During the press information on Wednesday, Openai-by-training protagonist Yann Dubois urged GPT-5 to “create a beautiful, highly interactive online program for my partner, English, to learn French.” He tasked the AI to include functions such as Daily Progress, various activities like Flashcards and Quizzes, and realized that he wants the app to be wrapped in a “very engaging topic.” Within a minute or more, the AI-generated app appeared. While it was only one on-rails demo, the result was an elegant site that delivered exactly what Dubois asked for.
“It’s a great coding collaborator, and also stands out at agent tasks,” Michelle Pokrass, a post-training lead, says. “It executes long chains and tools [which means it better understands when and how to use functions like web browsers or external APIs]Following are detailed instructions, and gives previous explanations of its actions. ”
Openai also says on his blog that GPT-5 is “our best model still for healthy questions.” In three Openai-san-related LLM references-Healthbench, Healthbench Hard, and Healthbench consent-The system -card (A document that describes the technical capabilities of the product and other research findings) states that GPT-5 thinking exceeds previous models “by a major margin.” GPT-5’s mindset scored 25.5 percent on Healthbench Hard, up from O3’s 31.6 percent score. These scores are validated by two or more doctors, according to the system card.
The model is also supposed to hallucinate less, according to Pokrass, a common thing for AI where it gives false information. Openai Alex Beutel’s security research adds that they have “significantly reduced the rates of deception in GPT-5.”

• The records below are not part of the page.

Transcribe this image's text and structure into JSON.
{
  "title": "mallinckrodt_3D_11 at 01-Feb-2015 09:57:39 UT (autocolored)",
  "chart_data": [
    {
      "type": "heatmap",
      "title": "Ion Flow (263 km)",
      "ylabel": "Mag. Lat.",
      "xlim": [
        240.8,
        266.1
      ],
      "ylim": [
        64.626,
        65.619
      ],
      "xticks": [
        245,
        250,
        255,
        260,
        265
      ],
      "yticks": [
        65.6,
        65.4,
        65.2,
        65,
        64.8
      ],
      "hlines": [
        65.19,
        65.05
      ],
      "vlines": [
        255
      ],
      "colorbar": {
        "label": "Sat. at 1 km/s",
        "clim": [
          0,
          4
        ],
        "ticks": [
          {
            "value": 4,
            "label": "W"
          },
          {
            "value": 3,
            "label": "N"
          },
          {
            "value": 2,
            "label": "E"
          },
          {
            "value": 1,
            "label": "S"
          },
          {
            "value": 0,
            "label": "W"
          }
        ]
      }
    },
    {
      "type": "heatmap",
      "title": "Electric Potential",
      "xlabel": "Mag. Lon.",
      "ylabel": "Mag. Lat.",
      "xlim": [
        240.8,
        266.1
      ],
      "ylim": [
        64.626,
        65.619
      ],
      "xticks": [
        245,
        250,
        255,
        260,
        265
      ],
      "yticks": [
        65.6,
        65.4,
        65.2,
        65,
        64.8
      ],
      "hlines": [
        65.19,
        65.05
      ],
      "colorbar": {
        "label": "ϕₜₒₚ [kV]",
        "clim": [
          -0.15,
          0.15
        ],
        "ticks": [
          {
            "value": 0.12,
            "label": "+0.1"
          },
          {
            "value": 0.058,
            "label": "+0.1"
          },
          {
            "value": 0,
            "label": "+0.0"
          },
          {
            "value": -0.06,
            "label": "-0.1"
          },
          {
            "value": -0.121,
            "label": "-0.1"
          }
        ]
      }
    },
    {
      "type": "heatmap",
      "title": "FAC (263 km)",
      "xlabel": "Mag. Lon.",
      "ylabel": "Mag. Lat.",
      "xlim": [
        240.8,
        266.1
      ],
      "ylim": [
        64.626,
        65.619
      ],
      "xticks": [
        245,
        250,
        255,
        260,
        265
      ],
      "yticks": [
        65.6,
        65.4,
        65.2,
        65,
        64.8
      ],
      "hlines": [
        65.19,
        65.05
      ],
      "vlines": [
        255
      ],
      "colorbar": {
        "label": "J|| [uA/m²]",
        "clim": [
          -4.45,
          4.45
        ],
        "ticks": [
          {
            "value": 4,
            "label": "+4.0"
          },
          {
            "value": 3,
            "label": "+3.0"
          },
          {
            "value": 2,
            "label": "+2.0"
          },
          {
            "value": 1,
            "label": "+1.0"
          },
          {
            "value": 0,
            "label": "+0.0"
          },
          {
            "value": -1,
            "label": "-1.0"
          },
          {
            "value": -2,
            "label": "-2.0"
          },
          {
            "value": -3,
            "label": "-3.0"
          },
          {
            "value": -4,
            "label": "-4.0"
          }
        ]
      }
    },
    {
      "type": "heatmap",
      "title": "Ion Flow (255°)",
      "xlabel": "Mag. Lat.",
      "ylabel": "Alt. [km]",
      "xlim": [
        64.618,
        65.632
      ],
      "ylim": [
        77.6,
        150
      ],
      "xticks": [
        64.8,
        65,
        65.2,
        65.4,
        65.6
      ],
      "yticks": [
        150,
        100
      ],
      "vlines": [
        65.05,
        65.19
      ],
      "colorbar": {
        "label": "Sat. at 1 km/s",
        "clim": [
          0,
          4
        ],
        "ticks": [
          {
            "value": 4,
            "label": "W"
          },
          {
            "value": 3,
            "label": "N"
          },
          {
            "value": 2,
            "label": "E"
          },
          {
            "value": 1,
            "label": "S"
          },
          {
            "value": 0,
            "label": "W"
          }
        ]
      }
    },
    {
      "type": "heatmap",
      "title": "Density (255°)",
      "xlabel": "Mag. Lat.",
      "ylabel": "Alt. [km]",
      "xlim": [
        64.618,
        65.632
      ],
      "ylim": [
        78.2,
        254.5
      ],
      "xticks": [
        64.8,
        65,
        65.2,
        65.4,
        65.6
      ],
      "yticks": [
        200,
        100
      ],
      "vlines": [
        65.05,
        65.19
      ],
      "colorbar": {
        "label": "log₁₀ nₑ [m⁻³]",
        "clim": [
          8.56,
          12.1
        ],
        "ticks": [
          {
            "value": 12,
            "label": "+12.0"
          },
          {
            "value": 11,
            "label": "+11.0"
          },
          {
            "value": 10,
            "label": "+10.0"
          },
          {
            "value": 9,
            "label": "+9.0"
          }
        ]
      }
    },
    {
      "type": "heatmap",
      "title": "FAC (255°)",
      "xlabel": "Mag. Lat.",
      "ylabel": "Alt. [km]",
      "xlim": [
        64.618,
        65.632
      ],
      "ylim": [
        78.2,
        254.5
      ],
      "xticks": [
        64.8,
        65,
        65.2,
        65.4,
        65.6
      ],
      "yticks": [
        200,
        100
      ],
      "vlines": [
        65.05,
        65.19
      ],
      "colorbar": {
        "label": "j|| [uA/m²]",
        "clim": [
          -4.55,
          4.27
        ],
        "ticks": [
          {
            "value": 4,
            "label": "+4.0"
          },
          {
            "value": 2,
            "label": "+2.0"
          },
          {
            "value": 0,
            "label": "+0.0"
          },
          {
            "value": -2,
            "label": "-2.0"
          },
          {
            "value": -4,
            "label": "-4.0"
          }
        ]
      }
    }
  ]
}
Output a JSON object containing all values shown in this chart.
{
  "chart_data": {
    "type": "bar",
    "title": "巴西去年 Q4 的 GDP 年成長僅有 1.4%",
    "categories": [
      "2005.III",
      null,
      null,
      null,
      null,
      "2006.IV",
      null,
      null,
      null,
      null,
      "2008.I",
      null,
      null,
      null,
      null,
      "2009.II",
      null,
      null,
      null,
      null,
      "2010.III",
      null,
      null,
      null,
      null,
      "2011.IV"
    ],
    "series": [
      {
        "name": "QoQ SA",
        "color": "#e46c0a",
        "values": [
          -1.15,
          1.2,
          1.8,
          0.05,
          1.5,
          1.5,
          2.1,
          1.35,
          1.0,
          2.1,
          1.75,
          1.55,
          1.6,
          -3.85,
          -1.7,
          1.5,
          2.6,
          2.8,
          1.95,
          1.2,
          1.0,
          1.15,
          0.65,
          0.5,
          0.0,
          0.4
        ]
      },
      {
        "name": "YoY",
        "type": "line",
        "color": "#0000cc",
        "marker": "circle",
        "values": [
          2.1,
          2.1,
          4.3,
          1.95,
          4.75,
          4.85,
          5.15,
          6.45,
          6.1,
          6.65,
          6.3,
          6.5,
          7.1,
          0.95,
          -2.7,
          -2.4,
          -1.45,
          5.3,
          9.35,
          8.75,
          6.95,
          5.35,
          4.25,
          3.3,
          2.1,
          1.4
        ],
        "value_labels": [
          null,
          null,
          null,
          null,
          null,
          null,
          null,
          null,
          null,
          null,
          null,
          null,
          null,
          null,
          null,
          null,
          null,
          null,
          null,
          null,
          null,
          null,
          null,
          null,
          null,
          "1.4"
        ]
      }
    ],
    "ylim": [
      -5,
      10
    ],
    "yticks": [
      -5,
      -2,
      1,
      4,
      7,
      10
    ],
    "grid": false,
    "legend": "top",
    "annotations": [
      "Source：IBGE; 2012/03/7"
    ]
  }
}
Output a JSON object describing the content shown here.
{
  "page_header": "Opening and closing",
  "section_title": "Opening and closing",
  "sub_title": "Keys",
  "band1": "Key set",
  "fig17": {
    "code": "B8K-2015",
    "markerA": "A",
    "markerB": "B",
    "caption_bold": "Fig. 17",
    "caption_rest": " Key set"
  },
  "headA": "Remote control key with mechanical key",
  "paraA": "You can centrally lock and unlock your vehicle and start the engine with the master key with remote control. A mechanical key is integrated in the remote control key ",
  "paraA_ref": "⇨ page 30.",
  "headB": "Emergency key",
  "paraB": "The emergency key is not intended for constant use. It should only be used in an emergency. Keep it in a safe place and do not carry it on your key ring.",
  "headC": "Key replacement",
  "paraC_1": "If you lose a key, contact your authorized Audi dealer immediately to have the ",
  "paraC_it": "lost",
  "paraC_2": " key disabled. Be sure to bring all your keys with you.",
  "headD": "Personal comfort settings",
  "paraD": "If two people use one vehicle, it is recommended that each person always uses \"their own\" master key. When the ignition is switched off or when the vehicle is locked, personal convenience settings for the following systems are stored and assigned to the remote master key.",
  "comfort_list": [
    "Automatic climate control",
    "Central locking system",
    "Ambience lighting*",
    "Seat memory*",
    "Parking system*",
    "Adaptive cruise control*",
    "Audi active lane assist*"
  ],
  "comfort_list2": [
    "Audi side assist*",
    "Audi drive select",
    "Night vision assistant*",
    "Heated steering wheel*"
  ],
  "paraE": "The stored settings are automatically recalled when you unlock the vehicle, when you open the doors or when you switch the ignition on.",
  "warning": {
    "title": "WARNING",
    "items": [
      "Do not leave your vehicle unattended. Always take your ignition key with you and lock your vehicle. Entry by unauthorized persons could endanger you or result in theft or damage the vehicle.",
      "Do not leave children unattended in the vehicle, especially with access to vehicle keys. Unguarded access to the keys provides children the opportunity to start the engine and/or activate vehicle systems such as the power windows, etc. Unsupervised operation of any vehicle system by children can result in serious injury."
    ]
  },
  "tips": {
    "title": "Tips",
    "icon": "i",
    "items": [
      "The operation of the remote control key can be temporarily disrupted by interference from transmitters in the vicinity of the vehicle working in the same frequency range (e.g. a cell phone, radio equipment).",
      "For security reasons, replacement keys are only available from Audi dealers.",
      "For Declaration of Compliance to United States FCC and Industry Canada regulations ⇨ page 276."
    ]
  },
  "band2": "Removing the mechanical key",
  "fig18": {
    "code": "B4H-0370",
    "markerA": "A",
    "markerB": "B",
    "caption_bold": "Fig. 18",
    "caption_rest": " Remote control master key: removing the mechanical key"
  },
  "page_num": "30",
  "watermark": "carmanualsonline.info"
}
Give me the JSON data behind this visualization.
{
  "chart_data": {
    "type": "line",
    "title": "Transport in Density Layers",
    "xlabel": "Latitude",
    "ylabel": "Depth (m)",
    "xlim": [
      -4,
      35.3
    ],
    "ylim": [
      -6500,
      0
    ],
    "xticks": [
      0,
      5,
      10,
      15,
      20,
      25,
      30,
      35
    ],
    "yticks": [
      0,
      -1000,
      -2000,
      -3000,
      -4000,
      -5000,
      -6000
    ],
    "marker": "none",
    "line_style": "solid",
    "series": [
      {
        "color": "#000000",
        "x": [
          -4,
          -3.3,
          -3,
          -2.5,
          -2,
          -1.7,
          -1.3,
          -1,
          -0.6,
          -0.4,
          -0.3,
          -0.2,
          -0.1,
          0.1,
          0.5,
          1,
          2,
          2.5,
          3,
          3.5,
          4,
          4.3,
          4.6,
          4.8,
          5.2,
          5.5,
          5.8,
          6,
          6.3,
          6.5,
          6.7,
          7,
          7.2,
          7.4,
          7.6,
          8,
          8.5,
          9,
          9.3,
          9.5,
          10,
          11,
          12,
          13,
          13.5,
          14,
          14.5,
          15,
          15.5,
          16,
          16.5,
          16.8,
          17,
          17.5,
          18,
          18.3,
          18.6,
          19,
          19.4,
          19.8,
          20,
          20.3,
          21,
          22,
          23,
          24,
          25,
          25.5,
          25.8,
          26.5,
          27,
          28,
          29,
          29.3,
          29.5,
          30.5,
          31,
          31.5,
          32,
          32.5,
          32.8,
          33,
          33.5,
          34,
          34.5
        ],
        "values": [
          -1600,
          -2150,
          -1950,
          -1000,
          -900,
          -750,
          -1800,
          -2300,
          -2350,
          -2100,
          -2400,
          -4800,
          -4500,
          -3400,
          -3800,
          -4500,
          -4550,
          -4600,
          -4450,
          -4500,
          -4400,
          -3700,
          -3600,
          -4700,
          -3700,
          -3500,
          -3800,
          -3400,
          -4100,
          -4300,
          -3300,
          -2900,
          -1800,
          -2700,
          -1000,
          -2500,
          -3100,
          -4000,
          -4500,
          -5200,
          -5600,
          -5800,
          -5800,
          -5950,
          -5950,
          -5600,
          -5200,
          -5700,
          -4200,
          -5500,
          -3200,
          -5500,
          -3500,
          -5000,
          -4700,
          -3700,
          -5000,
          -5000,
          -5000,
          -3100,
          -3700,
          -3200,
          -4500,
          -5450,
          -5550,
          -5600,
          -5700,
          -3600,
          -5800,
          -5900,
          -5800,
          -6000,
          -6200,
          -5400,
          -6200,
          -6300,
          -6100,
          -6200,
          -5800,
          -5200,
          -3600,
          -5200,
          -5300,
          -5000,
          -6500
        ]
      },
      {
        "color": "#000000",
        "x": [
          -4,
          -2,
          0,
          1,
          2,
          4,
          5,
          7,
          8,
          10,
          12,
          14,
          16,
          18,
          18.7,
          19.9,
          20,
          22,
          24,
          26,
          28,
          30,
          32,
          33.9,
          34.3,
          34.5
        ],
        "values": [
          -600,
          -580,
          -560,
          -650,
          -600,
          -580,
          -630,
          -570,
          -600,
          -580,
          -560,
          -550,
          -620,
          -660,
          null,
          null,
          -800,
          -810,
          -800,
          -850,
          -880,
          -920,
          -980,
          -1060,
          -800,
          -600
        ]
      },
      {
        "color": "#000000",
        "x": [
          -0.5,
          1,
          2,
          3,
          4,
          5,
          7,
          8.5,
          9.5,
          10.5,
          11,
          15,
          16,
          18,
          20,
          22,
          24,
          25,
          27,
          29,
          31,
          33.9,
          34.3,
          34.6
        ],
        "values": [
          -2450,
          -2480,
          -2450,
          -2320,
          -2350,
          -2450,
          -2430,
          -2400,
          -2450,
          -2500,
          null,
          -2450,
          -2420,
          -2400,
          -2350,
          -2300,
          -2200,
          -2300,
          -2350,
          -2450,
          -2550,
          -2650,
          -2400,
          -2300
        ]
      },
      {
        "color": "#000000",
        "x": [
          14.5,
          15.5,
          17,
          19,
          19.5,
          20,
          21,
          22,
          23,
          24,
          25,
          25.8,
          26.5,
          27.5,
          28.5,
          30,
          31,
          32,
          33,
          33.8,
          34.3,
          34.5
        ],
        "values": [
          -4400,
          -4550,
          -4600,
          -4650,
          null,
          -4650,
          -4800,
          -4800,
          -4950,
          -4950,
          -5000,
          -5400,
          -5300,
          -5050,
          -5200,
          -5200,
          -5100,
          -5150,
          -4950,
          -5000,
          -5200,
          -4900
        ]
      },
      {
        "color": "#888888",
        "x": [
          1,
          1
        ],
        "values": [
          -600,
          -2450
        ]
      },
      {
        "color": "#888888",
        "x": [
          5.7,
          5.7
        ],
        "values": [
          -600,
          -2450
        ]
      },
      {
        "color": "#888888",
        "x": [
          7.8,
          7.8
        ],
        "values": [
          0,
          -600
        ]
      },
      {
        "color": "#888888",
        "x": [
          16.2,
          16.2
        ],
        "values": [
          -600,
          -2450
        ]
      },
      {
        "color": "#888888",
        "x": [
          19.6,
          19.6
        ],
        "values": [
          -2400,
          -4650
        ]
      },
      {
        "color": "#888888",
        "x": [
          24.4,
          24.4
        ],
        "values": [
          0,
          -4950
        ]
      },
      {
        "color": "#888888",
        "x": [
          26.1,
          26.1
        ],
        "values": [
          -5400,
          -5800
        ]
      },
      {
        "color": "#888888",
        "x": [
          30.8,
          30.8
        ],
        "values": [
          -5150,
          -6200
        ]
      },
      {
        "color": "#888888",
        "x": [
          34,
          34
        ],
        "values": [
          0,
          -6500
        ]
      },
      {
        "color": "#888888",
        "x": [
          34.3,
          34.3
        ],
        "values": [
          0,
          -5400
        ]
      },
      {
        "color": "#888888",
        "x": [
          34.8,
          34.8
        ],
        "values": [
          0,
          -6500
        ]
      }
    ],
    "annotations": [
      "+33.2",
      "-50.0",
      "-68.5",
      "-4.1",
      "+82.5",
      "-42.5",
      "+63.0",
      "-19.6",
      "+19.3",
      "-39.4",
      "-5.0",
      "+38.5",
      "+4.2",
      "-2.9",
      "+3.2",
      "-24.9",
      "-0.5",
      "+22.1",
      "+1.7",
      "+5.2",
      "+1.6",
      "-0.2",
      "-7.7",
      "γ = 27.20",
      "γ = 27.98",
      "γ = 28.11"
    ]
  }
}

“We have taken steps to reduce the inclination of GPT-5 thinking to cheat, cheat problems or hack problems, although our mitigations are not perfect and need more research,” the System Card says. “In particular, we trained the model to fail gracefully when it performed tasks that it cannot solve.”
The company’s systematic card says that after testing GPT-5 models without access to browsing, researchers have found its hallucinatory rate (which they defined as “percent of actual claims that contain small or serious errors”) 26 percent less common than the GPT-4O model. GPT-5 thinking has a 65 percent reduced hallucinatory rate compared to O3.
For promises that could be double (perhaps harmful or benign), Beutel says that GPT-5 uses “secure completions”, which encourages the model to “give as helpful answer as possible, but in the restrictions of stay.” Openai has made over 5,000 hours of red team, according to Beutel, and testing with external organizations to ensure that the system is robust.
Openai says it now has nearly 700 million ChatGPT users, 5 million paying business users, and 4 million developers using the APIs.
“The vibrations of this model are really good, and I think people will really feel that, ‘Chatgpt Nick Turley says. “Especially average people who didn’t spend their time thinking about models.”